Pentagon & Congress

In wake of Texas massacre, DoD nominees vow to correct crime documentation

In the aftermath of the Nov. 5 Texas church shooting that killed 26 people, U.S. senators are pressing nominees for key Pentagon positions for assurances that the services are reporting crimes to the appropriate national crime databases.

The massacre in Texas has been “made more devastating by the fact that despite years of federal laws being on the books to ensure notification is made to national crime databases, in this case it wasn’t done,” said Sen. Kirsten Gillibrand, D-N.Y., during Tuesday’s nomination hearing of the Senate Armed Services Committee.

“These crimes in the military were incredibly serious and violent, yet it appears that someone didn’t think it was worth his or her time to fill out the forms so crucial to keeping dangerous weapons out of the hands of dangerous people.

“Furthermore, it sounds like this has been a problem for at least 20 years,” she said.

The military’s reporting of crime has been a focal point ever since Devin Kelley, a former airman who was court-martialed and convicted in 2012 for beating his wife and stepson, opened fire in the Sutherland Springs, Texas, church.

The Air Force failed to report the conviction to the FBI, which would have prohibited Kelley from buying firearms.

“It’s a tragedy upon a tragedy. First was the tragedy of the shooting. Then to discover it might have been preventable,” James E. McPherson, the Trump administration’s nominee for Army general counsel, told senators.

It’s been nearly 30 years since Congress passed a law requiring DoD to report crimes to national databases.

“It’s speculation, but had somebody done their job, perhaps that individual wouldn’t have had those weapons. That saddens me a great deal, especially when it was the Defense Department that created that negligence,” he said.

He said one of the first things he’ll look into, if confirmed, is “whether we can fix the system and make it easier to report.

“But we also need to go back and capture all those in the last 20 years that weren’t reported, because those people are out there and they’re a danger,” he said.
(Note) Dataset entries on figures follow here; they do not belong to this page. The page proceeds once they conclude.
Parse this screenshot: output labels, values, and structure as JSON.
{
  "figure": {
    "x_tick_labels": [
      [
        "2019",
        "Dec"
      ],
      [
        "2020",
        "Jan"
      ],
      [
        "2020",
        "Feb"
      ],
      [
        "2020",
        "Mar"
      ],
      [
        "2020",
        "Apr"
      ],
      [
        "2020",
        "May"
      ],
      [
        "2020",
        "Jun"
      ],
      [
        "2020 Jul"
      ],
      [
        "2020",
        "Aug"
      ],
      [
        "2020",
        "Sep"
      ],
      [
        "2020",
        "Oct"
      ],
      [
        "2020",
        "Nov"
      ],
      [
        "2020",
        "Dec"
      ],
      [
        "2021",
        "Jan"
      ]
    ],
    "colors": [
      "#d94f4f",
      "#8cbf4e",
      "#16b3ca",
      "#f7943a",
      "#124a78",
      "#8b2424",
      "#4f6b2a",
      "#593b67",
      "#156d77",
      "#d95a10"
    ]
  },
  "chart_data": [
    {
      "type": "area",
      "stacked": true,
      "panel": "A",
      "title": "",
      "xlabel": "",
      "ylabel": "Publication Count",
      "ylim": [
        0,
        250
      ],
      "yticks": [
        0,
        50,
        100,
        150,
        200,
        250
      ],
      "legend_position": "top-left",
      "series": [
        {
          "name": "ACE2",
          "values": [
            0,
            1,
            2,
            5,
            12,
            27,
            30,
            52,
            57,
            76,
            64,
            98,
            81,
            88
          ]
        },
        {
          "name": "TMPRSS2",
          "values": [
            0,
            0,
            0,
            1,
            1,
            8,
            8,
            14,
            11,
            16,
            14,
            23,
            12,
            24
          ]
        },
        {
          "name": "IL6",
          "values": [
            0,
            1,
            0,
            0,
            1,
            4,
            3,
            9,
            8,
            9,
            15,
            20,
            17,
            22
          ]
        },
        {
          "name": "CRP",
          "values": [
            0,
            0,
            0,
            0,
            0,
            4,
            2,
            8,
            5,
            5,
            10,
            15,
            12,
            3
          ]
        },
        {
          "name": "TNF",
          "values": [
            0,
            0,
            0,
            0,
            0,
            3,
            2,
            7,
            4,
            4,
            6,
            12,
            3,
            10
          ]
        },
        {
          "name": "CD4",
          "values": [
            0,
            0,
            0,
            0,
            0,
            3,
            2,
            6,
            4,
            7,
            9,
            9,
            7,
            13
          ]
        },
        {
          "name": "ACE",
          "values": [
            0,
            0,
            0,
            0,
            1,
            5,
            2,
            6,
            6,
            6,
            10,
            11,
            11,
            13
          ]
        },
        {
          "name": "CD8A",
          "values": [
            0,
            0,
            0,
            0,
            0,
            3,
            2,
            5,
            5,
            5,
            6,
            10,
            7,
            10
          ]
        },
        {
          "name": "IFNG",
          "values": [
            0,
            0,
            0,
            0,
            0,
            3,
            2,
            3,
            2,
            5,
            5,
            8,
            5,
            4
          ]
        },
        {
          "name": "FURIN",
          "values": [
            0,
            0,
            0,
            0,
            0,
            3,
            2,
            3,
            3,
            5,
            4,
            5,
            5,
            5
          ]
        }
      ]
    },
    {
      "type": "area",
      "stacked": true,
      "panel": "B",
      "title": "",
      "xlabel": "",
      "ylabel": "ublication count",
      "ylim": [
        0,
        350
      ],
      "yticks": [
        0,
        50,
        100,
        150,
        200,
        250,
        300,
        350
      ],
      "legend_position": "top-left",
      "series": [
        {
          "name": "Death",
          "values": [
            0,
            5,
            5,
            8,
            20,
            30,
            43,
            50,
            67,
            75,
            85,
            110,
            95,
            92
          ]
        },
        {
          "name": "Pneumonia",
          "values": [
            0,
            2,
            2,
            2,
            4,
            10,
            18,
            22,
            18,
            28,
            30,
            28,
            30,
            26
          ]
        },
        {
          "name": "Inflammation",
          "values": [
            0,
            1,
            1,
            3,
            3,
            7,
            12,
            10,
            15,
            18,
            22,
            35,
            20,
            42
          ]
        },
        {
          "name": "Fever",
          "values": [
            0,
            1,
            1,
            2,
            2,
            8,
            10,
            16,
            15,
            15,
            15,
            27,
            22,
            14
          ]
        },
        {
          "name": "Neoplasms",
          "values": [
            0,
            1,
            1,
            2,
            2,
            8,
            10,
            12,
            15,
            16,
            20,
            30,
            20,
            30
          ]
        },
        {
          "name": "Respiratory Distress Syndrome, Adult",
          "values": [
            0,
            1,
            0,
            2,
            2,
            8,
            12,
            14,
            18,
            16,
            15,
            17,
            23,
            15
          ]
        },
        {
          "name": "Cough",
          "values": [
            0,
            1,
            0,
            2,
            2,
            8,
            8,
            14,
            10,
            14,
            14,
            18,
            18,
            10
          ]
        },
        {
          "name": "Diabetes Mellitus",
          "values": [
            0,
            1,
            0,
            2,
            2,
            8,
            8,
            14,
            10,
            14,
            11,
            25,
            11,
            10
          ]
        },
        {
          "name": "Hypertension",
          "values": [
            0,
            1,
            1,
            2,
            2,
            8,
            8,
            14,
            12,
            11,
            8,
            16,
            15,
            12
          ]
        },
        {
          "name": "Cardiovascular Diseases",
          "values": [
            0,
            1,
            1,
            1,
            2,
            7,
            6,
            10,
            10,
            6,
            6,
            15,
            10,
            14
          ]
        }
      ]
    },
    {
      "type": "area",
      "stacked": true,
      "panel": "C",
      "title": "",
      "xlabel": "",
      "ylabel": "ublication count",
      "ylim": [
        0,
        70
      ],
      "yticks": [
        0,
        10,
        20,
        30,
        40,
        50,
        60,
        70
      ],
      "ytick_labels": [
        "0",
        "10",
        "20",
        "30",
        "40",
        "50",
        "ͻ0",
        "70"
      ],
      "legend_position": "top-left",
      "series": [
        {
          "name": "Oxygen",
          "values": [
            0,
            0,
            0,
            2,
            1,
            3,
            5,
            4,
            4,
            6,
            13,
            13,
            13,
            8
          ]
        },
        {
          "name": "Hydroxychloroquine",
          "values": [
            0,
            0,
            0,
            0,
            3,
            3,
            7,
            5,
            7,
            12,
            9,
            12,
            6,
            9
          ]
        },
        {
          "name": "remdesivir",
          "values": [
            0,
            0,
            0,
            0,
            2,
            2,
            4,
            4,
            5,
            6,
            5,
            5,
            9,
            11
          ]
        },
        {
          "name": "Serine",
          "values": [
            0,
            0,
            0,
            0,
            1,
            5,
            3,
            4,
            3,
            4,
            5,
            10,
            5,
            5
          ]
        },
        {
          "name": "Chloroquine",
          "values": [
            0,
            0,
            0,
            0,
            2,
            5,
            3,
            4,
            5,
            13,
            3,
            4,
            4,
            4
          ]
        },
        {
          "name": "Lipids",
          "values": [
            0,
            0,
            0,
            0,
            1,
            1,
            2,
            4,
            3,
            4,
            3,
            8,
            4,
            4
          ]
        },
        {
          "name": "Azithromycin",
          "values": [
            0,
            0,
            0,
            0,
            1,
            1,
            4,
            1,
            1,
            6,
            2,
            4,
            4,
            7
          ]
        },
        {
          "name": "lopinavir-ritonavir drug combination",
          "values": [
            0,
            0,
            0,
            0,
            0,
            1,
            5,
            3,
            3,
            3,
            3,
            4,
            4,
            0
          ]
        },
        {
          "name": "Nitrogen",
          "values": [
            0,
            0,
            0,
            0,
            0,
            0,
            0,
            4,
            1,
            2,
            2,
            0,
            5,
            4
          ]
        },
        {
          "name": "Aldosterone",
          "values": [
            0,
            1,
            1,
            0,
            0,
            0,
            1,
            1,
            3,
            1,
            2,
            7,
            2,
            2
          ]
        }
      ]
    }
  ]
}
Sen. Jack Reed, D-R.I., questioned what DoD will do to make sure agencies not only report the information, but explore records to see if more individuals have not been reported to the national database as well.

Anthony Kurta, the Trump administration’s nominee to be principal deputy under secretary of defense for personnel and readiness, told lawmakers Secretary of Defense James Mattis has tasked the DoD inspector general to review whether the services’ criminal investigative agencies are complying with the law. Additionally, he said, “they are going back and seeing where we may have failed over the past number of years,” Kurta said.

Asked if there is a timeline for the endeavor, Kurta said he knows Mattis expects that DoD comply immediately, because it’s the law. If confirmed, he said, “I will work to ensure we get into compliance as soon as possible.”